Wenn Microsoft Defender Antivirus mit Echtzeitschutz ausgeführt wird, ist es nicht mehr erforderlich, Überprüfungen zu planen. Sie sollten mindestens einmal einen Scan durchführen, um eine Ausgangsbasis festzulegen. Bei Bedarf wird dann der Linux Crontab in der Regel verwendet, um Microsoft Defender Antivirusscans und Protokollrotationsaufgaben zu planen. Weitere Informationen finden Sie unter Planen von Überprüfungen mit Microsoft Defender for Endpoint (Linux).

Die EDR-Funktion (Endpoint Detection and Response) ist immer aktiv, wenn Microsoft Defender for Endpoint auf Linux installiert ist. EDR-Funktionen können über die Befehlszeile oder Konfiguration mithilfe globaler Ausschlüsse deaktiviert werden. Weitere Informationen zur Problembehandlung bei EDR finden Sie in den Abschnitten "Nützliche Befehle " und "Nützliche Links " (in diesem Artikel).

Wichtige Konfigurationseinstellungen für Microsoft Defender for Endpoint in SAP on Linux

Es wird empfohlen, die Installation und Konfiguration von Defender für Endpunkt mit dem Befehl mdatp healthzu überprüfen.

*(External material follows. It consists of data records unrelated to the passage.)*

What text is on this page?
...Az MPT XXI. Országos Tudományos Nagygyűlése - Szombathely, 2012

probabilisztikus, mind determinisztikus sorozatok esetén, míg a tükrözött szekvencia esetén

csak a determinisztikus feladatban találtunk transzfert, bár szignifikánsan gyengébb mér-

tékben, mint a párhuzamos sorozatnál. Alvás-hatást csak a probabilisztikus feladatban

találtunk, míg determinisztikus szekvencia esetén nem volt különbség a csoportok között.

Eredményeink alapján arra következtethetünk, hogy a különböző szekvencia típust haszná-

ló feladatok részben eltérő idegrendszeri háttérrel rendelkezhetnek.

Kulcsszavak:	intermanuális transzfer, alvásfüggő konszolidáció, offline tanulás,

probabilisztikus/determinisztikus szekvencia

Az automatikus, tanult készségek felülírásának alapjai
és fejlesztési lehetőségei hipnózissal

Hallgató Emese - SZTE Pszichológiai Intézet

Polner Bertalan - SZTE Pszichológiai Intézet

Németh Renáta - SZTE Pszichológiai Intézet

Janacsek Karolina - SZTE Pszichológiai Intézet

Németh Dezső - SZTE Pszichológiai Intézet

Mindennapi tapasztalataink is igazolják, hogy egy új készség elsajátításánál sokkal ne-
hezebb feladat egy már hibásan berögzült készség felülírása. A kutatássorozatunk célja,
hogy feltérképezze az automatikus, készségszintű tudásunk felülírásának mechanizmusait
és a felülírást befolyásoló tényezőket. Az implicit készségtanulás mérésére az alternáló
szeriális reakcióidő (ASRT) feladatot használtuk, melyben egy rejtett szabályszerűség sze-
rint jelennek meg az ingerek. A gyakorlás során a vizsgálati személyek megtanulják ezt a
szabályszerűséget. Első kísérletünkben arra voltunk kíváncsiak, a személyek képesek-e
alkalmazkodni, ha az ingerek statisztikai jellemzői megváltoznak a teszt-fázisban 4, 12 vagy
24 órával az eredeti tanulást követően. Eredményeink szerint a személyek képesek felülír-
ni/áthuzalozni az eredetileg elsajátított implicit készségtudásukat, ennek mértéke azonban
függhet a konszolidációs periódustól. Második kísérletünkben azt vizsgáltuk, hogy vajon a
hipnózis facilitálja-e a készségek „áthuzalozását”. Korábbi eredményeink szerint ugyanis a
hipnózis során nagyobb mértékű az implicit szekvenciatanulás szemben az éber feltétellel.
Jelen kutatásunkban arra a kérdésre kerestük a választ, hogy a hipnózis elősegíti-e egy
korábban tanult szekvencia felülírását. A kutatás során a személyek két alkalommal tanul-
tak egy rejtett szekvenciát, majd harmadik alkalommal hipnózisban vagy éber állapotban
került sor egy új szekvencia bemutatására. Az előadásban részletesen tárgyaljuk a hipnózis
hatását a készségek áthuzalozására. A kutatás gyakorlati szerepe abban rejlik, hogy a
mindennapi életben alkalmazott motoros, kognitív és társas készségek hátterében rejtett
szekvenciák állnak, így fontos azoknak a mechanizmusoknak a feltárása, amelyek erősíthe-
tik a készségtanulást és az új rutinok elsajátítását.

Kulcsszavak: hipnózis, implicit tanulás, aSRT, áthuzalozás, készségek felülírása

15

Folgende wichtige Parameter werden für SAP-Anwendungen empfohlen:

healthy = true
release_ring = Production (Prerelease and insider rings shouldn't be used with SAP Applications.)
real_time_protection_enabled = true  (Real-time protection can be enabled for SAP NetWeaver applications and enables real-time IO interception.)
automatic_definition_update_enabled = true
definition_status = "up_to_date" (Run a manual update if a new value is identified.)
edr_early_preview_enabled = "disabled" (If enabled on SAP systems it might lead to system instability.)
conflicting_applications = [ ] (Other antivirus or security software installed on a VM such as Clam.)
supplementary_events_subsystem = "ebpf" (Don't proceed if ebpf isn't displayed. Contact the security admin team.)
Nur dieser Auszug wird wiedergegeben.